Een belangrijk uitgangspunt voor de ontwikkeling van klaver 11 is een kwalitatief hoogwaardige inrichting en een goede inpassing in het landschap, bezien vanaf de A73. Dit uitgangspunt wordt op de eerste plaats op 'technische wijze' ingevuld door toepassing van het door Rijkswaterstaat gehanteerde rooilijnenbeleid langs autosnelwegen. Dit bestaat uit de volgende twee delen:

  • een bebouwingsvrije zone: het gebied tussen 0 en 50 m, gemeten uit de as van de dichtstbijzijnde rijbaan (ook een toe- of afrit);
  • een overlegzone: het gebied tussen 50 en 100 m, eveneens gemeten uit de as van de dichtstbijzijnde rijbaan (ook een toe- of afrit).

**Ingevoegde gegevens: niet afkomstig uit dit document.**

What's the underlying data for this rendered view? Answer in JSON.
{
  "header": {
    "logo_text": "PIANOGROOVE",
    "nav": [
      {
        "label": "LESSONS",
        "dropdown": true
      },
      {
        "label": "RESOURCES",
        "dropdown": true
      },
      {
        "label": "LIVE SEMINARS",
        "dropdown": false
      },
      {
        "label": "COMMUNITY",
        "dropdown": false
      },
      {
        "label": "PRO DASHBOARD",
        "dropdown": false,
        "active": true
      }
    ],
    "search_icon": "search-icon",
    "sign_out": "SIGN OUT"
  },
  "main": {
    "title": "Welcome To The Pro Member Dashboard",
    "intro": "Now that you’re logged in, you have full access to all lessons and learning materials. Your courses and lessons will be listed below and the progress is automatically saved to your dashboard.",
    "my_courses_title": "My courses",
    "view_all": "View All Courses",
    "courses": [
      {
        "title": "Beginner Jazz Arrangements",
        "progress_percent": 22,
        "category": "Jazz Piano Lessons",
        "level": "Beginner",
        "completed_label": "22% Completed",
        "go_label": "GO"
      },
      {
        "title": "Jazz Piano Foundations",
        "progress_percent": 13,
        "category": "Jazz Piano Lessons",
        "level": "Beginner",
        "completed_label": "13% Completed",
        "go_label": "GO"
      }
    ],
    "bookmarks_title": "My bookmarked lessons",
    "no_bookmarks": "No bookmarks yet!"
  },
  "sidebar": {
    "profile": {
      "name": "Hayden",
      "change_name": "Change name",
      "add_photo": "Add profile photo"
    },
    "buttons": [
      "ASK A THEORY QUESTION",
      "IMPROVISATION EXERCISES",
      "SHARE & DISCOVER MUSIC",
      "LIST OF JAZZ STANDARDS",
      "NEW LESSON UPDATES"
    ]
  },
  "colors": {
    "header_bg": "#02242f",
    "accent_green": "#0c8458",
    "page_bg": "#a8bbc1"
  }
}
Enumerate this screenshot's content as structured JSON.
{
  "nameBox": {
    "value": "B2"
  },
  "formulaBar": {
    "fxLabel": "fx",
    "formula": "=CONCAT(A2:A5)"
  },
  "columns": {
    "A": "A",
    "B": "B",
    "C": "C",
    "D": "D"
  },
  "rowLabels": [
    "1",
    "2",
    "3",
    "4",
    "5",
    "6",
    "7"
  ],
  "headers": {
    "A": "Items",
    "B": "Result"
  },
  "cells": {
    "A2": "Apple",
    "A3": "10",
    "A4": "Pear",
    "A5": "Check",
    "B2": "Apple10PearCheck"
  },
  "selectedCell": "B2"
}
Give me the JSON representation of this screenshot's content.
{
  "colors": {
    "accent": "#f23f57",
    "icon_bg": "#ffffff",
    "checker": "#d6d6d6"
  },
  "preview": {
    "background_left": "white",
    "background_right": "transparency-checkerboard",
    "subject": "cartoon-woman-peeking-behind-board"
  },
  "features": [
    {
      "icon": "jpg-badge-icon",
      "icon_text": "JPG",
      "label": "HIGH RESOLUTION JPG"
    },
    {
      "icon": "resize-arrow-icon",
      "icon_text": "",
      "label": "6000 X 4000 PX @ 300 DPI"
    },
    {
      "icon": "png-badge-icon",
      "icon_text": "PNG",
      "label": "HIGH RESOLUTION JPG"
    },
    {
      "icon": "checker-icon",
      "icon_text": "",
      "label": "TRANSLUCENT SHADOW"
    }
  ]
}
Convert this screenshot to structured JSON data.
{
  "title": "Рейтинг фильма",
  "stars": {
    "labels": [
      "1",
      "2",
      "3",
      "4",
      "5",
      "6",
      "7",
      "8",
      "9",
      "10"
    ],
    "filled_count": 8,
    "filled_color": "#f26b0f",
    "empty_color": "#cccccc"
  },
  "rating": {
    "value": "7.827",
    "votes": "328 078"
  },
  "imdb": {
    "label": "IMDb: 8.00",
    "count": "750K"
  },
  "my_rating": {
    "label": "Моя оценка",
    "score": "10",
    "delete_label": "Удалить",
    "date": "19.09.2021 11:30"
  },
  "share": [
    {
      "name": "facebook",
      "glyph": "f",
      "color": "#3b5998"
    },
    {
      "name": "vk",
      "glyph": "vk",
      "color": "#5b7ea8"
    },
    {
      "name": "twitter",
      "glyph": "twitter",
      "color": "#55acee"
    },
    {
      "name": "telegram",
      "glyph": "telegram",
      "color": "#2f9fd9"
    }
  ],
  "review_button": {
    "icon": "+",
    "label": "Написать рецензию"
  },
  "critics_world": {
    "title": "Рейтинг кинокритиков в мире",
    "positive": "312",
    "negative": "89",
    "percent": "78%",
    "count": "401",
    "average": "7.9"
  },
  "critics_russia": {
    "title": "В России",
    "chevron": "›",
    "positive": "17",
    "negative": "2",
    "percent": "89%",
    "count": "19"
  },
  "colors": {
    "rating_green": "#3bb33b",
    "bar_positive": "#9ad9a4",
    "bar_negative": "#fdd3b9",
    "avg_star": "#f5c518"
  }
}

Het rooilijnenbeleid is ingevoerd met het oog op onder andere ruimte voor beheer en onderhoud, voor toekomstige uitbreidingen, leidingstroken, verkeersveiligheid en beperking milieuhinder en voor externe veiligheid. De bouwplannen worden getoetst op onder andere geluidsoverlast, externe veiligheid, afleidende verlichting en reclame voor de weggebruiker.


Voor de uitwerking in landschappelijke zin geldt dat zij moet passen in de ambitie van de gebiedsontwikkeling van Klavertje 4, waarbij tevens gekeken wordt naar de functionaliteit (en het economisch rendement) van de oplossing. Voor een robuuste landschappelijke inpassingzone langs de A73 zijn er twee mogelijkheden, of een combinatie daarvan. De uiteindelijke keuze tussen beide mogelijkheden hangt mede af de ruimtelijke uitwerking van het gebied (verkaveling etc.).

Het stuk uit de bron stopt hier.